A large part of 2016’s manufacturing industry chatter centred around Tata steel, the Indian steel giant with, at that time, a huge presence in the UK, encompassing plants in locations across the UK. Early last year, however, the company was seeking a way out of the European market (and the UK in particular), after reporting a net loss of 32.9 billion rupees for Q1 2016.
That was bad news for the 11,000 employees of Tata’s UK operations, who were thrown into a state of uncertainty by the news that their jobs, largely specialist, were at significant risk. What would follow was a prolonged negotiation between Tata steel, the Government (which offered to take 25% of the business in order to save jobs) and a total of seven bidders.
Those bidders included the commodities trading groups Liberty House and Greybull. The latter firm later agreed to acquire Tata’s Scunthorpe steelworks for a nominal fee of £1, plus all debts that the operation had accrued. However, it was the former group which made the biggest moves, taking large swathes of their business and saving jobs.
Now, almost 10 months since the first Tata news stories broke, Tata Steel have completed the £100m sale of its speciality steels business to Liberty House, safeguarding 1,700 jobs and creating 300 more in the north of England.

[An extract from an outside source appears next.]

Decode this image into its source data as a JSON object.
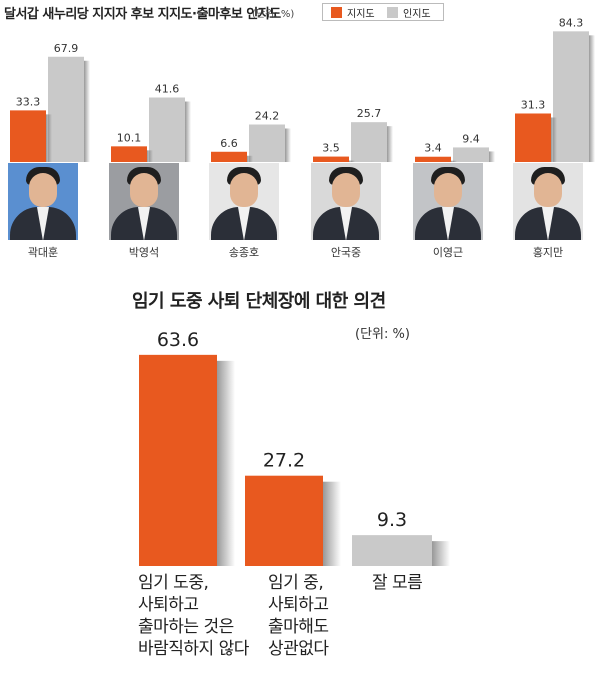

The deal will secure the future of sites in Rotherham, Stocksbridge and Brinsworth, as well as other sites in Bolton and Wednesbury. It also includes a pair of distribution centres in China. Liberty House have announced that they intend to invest up to £20m in the new plant and equipment over the next year in order to boost competitiveness in a post-Brexit landscape.
Sanjeev Gupta, the head of Liberty House, said the deal represented “a big vote of confidence in the future of British industry”.

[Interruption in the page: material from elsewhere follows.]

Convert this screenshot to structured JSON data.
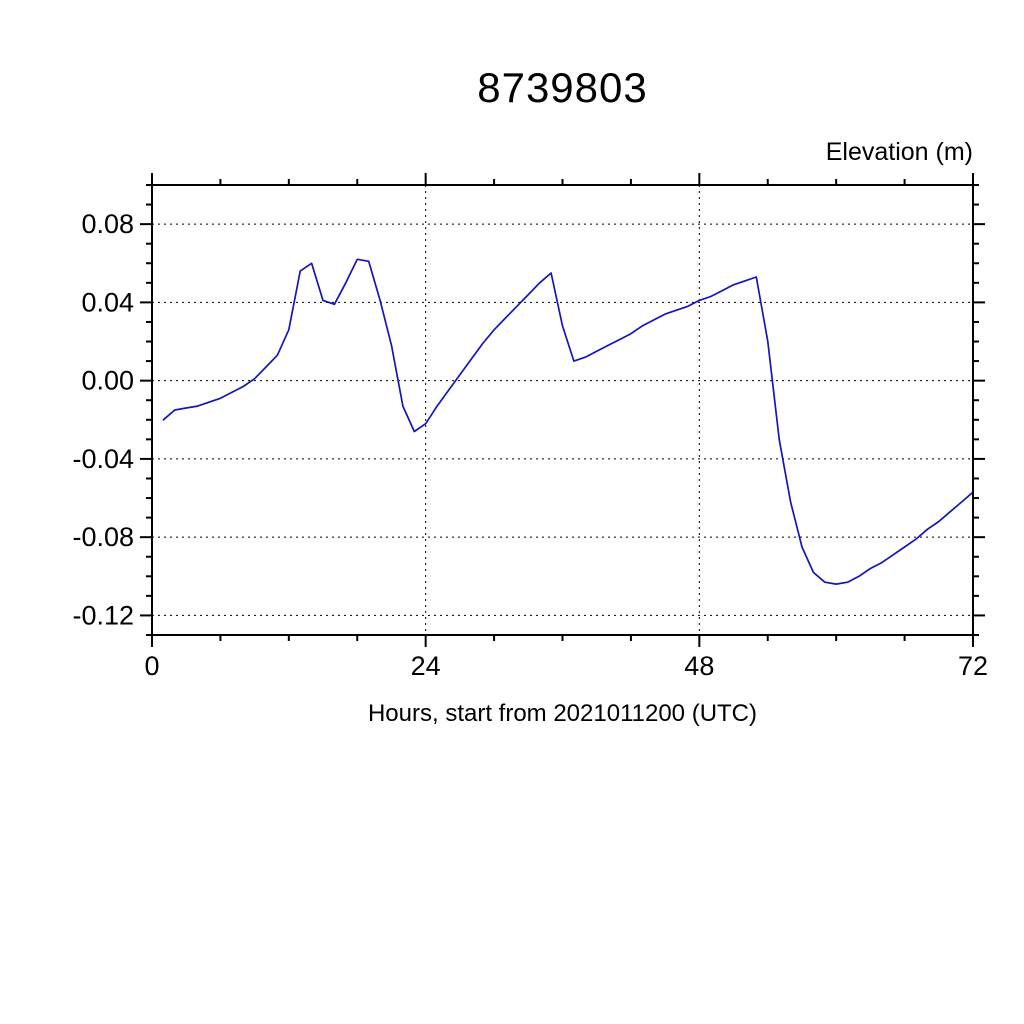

He added: “With the right business model and an innovative approach, the UK steel and engineering sectors can recover and thrive. The government is now pursuing a new post-Brexit industrial strategy and steel must be at the heart of that strategy.
“The speciality steels business is a global leader in its field, with a highly-skilled and well-motivated workforce and we are eager to invest so it can grow and achieve its full potential.”
The extra 300 jobs will primarily take the form of production jobs in the Yorkshire plants, however, Liberty said that it had “bigger plans” across the wider business, too. That’s good news for the wider UK manufacturing, which will benefit from a strong steel industry, with local steel available for the production of stainless steel parts, like our adaptors.
Roy Rickhuss, the general secretary of Community, the steelworkers’ trade union, welcomed the deal, saying: “The completion of the sale will bring some welcome certainty to a workforce that has faced a tough time over recent months and years. It demonstrates that with the right vision there are opportunities for the UK steel industry to grow.”
Tony Brady, the national officer at the union Unite, said the deal brought to an end “months of agonising uncertainty” for workers. “This is a workforce which has done everything asked of them over the last few years to give speciality steelmaking a fighting chance in the UK. Liberty House’s commitments on jobs and new investment are a welcome recognition of the skills of a dedicated workforce.”